President-elect Joseph R. Biden received a dose of a coronavirus vaccine with cameras rolling Monday and gave the Trump administration credit for the medical breakthrough that is helping to turn the tide against the pandemic.
Mr. Biden praised President Trump’s team for facilitating quick approval and distribution of vaccines from Pfizer and Moderna.
“I’m doing this to demonstrate that people should be prepared, when it’s available, to take the vaccine,” Mr. Biden said at ChristianaCare’s Christiana Hospital in Newark, Delaware, where he received the first of the two-dose regimen of the Pfizer-BioNTech vaccine. “There’s nothing to worry about.”

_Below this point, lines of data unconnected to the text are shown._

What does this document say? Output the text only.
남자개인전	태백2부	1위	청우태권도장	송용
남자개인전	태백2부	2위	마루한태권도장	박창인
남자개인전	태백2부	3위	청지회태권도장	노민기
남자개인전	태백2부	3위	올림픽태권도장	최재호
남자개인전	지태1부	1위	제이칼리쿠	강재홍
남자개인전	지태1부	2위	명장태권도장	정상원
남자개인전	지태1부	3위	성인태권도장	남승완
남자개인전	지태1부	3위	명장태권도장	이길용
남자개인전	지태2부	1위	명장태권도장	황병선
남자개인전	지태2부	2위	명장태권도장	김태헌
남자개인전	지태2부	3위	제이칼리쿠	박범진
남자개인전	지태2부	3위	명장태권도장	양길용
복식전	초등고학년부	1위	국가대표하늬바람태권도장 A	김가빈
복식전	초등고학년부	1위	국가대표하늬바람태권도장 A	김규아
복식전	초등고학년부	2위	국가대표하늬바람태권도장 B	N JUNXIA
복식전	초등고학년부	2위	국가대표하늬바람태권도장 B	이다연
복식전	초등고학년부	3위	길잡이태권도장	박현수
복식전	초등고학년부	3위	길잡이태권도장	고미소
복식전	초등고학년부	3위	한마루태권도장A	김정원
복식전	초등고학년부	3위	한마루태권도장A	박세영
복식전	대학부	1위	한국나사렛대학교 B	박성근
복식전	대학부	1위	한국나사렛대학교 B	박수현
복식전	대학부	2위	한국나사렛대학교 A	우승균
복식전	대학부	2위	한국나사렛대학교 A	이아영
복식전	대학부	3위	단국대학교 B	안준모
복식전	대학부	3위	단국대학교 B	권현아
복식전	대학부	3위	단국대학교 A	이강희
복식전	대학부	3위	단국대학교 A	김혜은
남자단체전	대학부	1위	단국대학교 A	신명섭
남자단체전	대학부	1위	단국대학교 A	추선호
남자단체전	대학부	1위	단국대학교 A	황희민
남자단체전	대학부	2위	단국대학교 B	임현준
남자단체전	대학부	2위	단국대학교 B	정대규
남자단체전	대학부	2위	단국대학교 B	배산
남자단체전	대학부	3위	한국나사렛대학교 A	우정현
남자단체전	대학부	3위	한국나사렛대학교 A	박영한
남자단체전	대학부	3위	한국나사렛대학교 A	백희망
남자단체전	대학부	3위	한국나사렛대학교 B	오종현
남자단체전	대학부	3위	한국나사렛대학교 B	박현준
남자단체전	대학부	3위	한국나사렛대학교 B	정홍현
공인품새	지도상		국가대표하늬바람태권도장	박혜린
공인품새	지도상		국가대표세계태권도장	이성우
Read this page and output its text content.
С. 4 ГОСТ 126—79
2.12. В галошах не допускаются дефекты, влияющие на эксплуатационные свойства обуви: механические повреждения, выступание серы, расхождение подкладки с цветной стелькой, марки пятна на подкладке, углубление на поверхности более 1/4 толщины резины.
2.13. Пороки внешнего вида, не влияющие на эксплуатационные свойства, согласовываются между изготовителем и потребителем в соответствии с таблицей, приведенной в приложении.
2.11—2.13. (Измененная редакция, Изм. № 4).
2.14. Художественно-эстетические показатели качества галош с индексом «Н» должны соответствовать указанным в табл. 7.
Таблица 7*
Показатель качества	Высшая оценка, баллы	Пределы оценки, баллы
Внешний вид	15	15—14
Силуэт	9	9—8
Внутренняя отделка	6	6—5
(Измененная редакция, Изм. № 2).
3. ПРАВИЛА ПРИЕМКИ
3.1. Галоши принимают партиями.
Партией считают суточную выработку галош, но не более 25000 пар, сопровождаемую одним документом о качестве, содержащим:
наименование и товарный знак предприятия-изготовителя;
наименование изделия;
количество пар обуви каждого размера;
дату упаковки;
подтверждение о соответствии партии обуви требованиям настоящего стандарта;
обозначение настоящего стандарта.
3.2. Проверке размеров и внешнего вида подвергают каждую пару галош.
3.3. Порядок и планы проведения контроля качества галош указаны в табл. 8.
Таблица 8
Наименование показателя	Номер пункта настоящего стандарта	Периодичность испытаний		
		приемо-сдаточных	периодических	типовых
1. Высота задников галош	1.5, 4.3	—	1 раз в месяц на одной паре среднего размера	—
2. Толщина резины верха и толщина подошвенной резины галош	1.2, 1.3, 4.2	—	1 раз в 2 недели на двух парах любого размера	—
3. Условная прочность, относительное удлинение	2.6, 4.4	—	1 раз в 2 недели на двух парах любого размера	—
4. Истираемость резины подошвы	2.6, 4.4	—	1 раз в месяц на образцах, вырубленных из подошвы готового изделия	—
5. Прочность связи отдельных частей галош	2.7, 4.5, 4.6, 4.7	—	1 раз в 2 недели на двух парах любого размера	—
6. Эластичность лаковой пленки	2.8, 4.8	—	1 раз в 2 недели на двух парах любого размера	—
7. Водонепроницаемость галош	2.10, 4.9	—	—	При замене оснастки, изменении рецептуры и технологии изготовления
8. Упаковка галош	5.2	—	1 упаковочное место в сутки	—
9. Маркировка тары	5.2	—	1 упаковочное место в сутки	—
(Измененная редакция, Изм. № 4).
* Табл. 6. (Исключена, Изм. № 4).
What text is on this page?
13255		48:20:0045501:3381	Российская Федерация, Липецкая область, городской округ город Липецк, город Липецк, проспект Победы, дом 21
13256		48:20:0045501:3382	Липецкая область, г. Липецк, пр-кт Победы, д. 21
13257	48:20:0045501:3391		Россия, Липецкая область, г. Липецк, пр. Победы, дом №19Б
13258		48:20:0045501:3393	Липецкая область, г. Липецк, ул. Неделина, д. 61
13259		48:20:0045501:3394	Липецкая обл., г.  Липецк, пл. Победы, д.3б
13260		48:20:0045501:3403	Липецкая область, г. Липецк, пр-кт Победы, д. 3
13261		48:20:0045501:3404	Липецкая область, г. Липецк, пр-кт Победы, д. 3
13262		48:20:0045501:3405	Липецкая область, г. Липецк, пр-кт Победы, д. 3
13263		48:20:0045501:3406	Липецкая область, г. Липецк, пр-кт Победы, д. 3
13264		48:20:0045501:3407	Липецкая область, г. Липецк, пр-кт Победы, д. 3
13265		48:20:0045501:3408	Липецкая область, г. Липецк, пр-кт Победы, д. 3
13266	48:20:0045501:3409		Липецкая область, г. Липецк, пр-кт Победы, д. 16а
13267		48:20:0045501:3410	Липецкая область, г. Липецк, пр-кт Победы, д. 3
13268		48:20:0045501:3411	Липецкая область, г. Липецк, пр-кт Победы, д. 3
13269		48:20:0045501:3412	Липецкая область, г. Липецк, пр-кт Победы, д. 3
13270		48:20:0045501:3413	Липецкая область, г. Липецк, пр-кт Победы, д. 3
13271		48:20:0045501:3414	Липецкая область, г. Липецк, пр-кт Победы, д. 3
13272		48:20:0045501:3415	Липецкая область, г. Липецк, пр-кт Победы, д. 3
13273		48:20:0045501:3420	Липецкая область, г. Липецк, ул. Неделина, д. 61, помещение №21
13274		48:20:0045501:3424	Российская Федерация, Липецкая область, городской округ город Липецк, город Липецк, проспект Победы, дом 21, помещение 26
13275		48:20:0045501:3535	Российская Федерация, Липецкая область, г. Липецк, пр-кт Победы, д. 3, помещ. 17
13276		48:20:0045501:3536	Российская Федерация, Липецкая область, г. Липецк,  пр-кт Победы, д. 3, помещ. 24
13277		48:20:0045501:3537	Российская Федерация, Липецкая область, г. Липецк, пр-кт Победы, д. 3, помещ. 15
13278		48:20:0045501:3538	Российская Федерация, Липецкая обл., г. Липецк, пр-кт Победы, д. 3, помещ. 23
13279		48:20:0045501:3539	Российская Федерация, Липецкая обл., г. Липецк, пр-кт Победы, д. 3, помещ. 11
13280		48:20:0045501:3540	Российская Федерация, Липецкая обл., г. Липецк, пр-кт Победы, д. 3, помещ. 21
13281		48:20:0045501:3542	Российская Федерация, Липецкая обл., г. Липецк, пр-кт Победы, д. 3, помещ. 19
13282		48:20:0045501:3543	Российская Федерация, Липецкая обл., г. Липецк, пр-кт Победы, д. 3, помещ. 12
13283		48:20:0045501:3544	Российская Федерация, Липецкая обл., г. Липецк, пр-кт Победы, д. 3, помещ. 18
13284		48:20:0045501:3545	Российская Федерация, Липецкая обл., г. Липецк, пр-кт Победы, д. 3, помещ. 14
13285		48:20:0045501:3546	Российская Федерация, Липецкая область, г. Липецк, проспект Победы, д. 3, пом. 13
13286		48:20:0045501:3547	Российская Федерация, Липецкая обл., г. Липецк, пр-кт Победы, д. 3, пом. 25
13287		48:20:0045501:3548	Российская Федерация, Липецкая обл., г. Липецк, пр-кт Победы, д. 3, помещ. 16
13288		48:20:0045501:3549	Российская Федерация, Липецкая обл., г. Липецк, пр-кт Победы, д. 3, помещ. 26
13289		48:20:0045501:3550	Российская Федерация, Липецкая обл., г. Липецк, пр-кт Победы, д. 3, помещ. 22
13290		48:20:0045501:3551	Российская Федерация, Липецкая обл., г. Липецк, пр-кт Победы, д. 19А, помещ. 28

Incoming first lady Jill Biden, joined her husband as he rolled up his sleeve. She had been vaccinated earlier without the news media present.
Vice President-elect Sen. Kamala D. Harris and her husband, Doug Emhoff, are expected to get their first vaccine doses next week.
Mr. Biden’s team said that medical experts recommended Mr. Biden and Ms. Harris stagger the first doses for security reasons.
Rep. Cedric Richmond of Louisiana, an incoming White House adviser and a member of Mr. Biden’s inner circle, tested positive last week after he and Mr. Biden were at the same campaign event in Georgia.
The two men were never in close contact and Mr. Richmond’s diagnosis didn’t have anything to do with the timing of Mr. Biden’s vaccination, according to the Biden team.
Dr. Anthony Fauci, the federal government’s top infectious diseases expert, said this month that Mr. Biden and Ms. Harris should get their vaccines “as soon as we possibly can” for continuity of government purposes.
Dr. Fauci also said President Trump and Vice President Mike Pence should get vaccinated. Mr. Pence did so last week.
With millions of Pfizer and Moderna vaccine doses being distributed in the coming weeks, the Trump administration has started a public campaign to urge people to get vaccinated when it’s their turn on the priority list.
Dr. Fauci is scheduled to receive the initial dose of the Moderna vaccine on Tuesday, along with Health and Human Services Secretary Alex M. Azar II and Dr. Francis Collins, director of the National Institutes of Health.
“We know we have a sizable number of people in this country who are vaccine-hesitant,” Michael Osterholm, a member of Mr. Biden’s COVID-19 advisory board, said Monday on CBS. “We’ve not done a good job of explaining what these vaccines are, what they might be able to do, and why people need to get them.”
Mr. Pence and his wife, Karen Pence, received vaccine shots with the cameras rolling on Friday, with U.S. Surgeon General Dr. Jerome Adams.
The White House says Mr. Trump is willing to get a vaccine but that he wants to save the initial doses for frontline workers.
Dr. Adams also said Monday that Mr. Trump is a unique case because he received special antibody treatment after contracting the virus in October.